Antes de que entrara en vigor el TLCAN, las exportaciones agrícolas de Estados Unidos a México pasaron de 3 mil 476 millones de dólares, entre 1991 y 1993, a 13 mil 516 millones de dólares en el último mes del año pasado; es decir se incrementó en más del 300 por ciento, dice el informe estadounidense.

En el sexto informe de gobierno de Calderón se dio cuenta de la asignación de Cupos de Importación de los Principales Productos Agropecuarios, que fue de 3 mil 462 millones de toneladas de maíz amarillo, el frijol ascendió a 71 mil 288 toneladas y la leche en polvo con 115 mil 248 toneladas. Esta situación, indica que las importaciones han provocado desempleo en el medio rural y desestabilización en las cadenas alimentarias.

Los cuatro grandes problemas que acechan al Campo mexicano y con los cuales deberá lidiar el Sr. Presidente Lic. Enrique Peña Nieto son; la seguridad alimentaria, la energía renovable, la preservación del agua y la reutilización de desechos del campo. La seguridad alimenticia global es el primer reto que se debe enfrentar, por lo que el aumento en la producción de cereales será absolutamente necesario en los próximos años, y debe plantearse la manera de reducir las importaciones de maíz para ser menos dependientes de las crisis internacionales.

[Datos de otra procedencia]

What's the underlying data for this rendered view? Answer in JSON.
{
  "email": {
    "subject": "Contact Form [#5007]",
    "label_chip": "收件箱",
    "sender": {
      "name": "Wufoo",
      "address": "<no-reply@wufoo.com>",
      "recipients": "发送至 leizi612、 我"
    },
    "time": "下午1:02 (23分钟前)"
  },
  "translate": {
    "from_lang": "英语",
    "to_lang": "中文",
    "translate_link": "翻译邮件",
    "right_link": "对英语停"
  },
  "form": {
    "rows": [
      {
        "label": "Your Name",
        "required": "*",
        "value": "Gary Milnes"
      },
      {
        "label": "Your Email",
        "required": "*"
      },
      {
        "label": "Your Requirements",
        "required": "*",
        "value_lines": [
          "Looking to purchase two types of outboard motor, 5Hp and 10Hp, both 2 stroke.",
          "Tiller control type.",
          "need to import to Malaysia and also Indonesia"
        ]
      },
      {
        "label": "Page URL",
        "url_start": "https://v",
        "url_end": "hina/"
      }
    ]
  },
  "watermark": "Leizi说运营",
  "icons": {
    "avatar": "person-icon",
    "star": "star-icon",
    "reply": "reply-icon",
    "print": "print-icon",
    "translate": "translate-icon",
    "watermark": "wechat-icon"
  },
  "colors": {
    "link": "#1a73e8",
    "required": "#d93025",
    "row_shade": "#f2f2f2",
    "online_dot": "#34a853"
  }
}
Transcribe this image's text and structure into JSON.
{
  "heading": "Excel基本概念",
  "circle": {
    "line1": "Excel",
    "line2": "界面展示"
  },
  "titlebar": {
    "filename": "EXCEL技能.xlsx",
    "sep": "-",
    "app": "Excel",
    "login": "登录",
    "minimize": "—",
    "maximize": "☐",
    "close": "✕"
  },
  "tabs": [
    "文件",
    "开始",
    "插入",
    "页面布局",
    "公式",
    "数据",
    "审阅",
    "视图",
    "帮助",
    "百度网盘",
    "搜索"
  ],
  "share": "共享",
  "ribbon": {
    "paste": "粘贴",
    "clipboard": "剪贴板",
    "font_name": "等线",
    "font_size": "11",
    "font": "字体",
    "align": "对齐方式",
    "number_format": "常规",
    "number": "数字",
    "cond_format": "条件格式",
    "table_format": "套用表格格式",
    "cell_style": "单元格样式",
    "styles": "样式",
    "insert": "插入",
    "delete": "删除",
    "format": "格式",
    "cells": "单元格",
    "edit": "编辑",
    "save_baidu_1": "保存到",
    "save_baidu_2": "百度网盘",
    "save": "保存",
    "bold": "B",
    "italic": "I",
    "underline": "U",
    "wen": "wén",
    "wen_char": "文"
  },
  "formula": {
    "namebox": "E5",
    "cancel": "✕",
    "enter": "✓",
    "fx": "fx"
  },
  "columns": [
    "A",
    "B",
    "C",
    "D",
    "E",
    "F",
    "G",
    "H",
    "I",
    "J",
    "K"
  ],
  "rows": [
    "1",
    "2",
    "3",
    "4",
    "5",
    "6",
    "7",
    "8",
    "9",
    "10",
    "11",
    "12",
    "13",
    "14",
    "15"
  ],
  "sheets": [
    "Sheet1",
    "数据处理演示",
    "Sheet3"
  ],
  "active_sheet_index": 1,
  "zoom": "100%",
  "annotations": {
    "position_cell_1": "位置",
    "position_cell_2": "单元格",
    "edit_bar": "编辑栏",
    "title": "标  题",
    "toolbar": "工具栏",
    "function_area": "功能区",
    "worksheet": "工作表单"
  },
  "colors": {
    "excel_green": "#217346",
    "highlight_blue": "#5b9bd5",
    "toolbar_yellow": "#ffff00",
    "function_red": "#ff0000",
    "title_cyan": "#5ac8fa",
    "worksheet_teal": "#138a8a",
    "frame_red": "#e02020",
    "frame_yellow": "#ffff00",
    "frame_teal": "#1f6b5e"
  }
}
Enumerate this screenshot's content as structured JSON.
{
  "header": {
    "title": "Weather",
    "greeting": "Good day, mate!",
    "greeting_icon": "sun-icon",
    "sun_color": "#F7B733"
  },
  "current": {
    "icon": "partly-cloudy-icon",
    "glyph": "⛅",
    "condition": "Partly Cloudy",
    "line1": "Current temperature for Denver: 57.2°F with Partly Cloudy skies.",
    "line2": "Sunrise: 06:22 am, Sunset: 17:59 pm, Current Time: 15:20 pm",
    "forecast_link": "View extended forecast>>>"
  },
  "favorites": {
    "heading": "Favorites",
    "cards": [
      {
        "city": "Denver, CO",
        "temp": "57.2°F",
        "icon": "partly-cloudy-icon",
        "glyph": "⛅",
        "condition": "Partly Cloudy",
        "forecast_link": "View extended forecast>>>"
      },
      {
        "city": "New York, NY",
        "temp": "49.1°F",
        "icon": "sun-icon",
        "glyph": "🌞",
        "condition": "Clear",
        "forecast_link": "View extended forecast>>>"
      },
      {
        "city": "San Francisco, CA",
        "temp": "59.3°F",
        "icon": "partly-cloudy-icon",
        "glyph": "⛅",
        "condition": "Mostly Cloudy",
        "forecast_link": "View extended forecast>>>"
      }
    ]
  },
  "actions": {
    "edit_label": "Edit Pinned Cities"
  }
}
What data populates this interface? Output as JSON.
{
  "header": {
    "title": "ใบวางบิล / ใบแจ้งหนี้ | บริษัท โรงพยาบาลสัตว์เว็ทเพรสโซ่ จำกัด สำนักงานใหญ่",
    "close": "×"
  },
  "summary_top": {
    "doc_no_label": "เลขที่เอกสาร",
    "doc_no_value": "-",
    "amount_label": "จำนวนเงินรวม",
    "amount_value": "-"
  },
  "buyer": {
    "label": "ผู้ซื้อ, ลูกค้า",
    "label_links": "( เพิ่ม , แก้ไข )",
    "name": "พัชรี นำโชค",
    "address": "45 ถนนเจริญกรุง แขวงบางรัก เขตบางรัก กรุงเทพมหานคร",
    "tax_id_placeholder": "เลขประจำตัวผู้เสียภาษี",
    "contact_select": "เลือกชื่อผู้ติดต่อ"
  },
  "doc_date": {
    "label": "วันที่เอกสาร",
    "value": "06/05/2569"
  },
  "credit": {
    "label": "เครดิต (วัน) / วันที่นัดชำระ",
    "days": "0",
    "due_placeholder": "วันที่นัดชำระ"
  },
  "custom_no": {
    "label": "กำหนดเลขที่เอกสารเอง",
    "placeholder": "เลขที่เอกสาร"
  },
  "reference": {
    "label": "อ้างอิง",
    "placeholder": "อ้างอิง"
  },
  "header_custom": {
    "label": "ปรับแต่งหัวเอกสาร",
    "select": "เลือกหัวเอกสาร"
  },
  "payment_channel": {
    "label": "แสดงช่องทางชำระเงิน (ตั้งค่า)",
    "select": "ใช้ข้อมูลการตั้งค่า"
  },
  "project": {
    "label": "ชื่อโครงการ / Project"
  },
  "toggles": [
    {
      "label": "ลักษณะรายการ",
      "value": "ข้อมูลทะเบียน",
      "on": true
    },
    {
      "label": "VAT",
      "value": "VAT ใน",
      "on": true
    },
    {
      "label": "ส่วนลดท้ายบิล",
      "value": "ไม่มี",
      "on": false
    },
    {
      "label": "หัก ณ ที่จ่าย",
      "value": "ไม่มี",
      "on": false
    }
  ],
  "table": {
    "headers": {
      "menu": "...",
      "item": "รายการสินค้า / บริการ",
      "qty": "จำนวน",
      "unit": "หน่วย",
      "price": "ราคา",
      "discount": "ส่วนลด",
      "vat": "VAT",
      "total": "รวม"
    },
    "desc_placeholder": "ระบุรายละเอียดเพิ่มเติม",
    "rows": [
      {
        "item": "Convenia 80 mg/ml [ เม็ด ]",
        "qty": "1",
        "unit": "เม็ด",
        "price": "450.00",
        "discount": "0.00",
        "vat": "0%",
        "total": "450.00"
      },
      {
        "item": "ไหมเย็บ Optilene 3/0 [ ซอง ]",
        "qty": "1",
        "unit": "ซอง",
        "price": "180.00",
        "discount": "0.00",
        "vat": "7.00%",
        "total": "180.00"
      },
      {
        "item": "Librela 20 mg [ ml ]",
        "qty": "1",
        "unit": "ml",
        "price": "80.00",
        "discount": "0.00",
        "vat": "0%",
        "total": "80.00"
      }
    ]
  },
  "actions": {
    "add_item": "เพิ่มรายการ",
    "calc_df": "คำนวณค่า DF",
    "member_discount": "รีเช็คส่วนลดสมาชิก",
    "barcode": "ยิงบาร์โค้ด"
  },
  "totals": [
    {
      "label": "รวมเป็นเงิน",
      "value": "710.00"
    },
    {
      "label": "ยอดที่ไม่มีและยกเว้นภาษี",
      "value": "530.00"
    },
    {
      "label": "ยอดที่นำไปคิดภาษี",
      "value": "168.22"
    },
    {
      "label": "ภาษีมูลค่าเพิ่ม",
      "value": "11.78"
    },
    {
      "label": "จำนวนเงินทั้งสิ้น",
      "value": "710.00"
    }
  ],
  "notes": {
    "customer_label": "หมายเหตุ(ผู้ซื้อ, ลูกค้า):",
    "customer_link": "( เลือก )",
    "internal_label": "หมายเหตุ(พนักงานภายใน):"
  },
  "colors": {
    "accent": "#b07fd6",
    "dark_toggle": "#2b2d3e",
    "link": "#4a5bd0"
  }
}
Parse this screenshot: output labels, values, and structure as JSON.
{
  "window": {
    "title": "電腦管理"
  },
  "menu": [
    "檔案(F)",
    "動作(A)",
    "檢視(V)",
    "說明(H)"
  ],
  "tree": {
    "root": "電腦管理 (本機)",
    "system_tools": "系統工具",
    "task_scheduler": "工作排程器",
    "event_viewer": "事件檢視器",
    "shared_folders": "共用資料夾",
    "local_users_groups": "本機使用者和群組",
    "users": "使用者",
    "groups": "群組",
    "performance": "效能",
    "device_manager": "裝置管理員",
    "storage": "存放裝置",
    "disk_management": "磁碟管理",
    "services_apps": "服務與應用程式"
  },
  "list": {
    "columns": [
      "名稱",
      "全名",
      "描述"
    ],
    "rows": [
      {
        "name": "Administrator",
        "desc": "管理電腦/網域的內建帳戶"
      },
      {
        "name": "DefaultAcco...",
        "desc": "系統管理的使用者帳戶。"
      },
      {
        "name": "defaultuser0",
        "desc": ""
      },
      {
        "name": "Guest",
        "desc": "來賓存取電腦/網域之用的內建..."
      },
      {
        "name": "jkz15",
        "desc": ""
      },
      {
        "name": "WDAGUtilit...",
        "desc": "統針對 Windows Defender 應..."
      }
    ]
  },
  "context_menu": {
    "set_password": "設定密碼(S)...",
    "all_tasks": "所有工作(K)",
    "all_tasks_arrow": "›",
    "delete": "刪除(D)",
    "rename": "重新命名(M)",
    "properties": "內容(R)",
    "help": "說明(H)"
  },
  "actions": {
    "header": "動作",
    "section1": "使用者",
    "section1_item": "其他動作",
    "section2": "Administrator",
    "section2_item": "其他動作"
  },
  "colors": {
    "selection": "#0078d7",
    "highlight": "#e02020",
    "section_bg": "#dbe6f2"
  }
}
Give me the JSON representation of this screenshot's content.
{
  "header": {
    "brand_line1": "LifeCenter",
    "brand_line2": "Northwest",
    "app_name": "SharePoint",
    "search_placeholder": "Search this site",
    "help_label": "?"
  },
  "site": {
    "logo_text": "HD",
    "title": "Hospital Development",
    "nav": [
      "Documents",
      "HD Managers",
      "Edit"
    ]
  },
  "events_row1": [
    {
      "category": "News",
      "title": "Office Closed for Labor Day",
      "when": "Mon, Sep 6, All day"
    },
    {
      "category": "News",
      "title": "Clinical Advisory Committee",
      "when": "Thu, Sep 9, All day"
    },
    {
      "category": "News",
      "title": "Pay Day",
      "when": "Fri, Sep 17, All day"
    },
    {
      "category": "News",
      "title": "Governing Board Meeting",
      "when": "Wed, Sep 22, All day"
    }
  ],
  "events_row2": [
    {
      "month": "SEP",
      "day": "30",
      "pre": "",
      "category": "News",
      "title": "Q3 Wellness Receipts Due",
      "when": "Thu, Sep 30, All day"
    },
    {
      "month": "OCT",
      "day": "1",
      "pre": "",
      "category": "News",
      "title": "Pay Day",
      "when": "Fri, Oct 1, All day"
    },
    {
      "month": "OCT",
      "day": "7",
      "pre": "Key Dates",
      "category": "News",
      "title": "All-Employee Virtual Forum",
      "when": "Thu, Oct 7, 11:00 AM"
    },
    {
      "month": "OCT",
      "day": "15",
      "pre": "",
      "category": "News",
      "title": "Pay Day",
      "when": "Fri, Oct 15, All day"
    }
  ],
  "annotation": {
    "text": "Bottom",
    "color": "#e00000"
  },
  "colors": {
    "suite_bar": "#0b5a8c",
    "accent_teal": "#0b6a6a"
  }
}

En un segundo tiempo, la disponibilidad de energía renovable se hará más y más necesaria, a medida que se agoten los combustibles fósiles o aumenten tanto los precios del petróleo y del gas que se vuelva contraproducente emplearlos en el campo. Es clara también la necesidad de encontrar mecanismos para preservar el agua y reabastecer los pozos y cuencas existentes en el país, como tercer reto prioritario para el gobierno mexicano en materia agrícola. Por último, se debe considerar la posibilidad de reutilizar los desechos y residuos del campo, para emplearlos como fuente de nutrientes o como composta en el mismo ciclo de cosecha, para disminuir la cantidad de gases de efecto invernadero a la atmosfera.

Urge que el gobierno se concientice de invertir en tecnología de escala neutra, que sea utilizable tanto por las pequeñas y medianas, como por las grandes empresas agrícolas, a un precio abordable para todas. Desgraciadamente ya no hay tiempo, o trabajamos en una reforma rural de gran calado, que nos devuelva nuestra soberanía agroalimentaria, o los altos precios internacionales de los granos condenaran a la pobreza extrema a más compatriotas.

Sr. Presidente Lic. Enrique Peña Nieto la pelota está en su campo.

A todos los lectores de Emsavalles les deseo un feliz año 2013.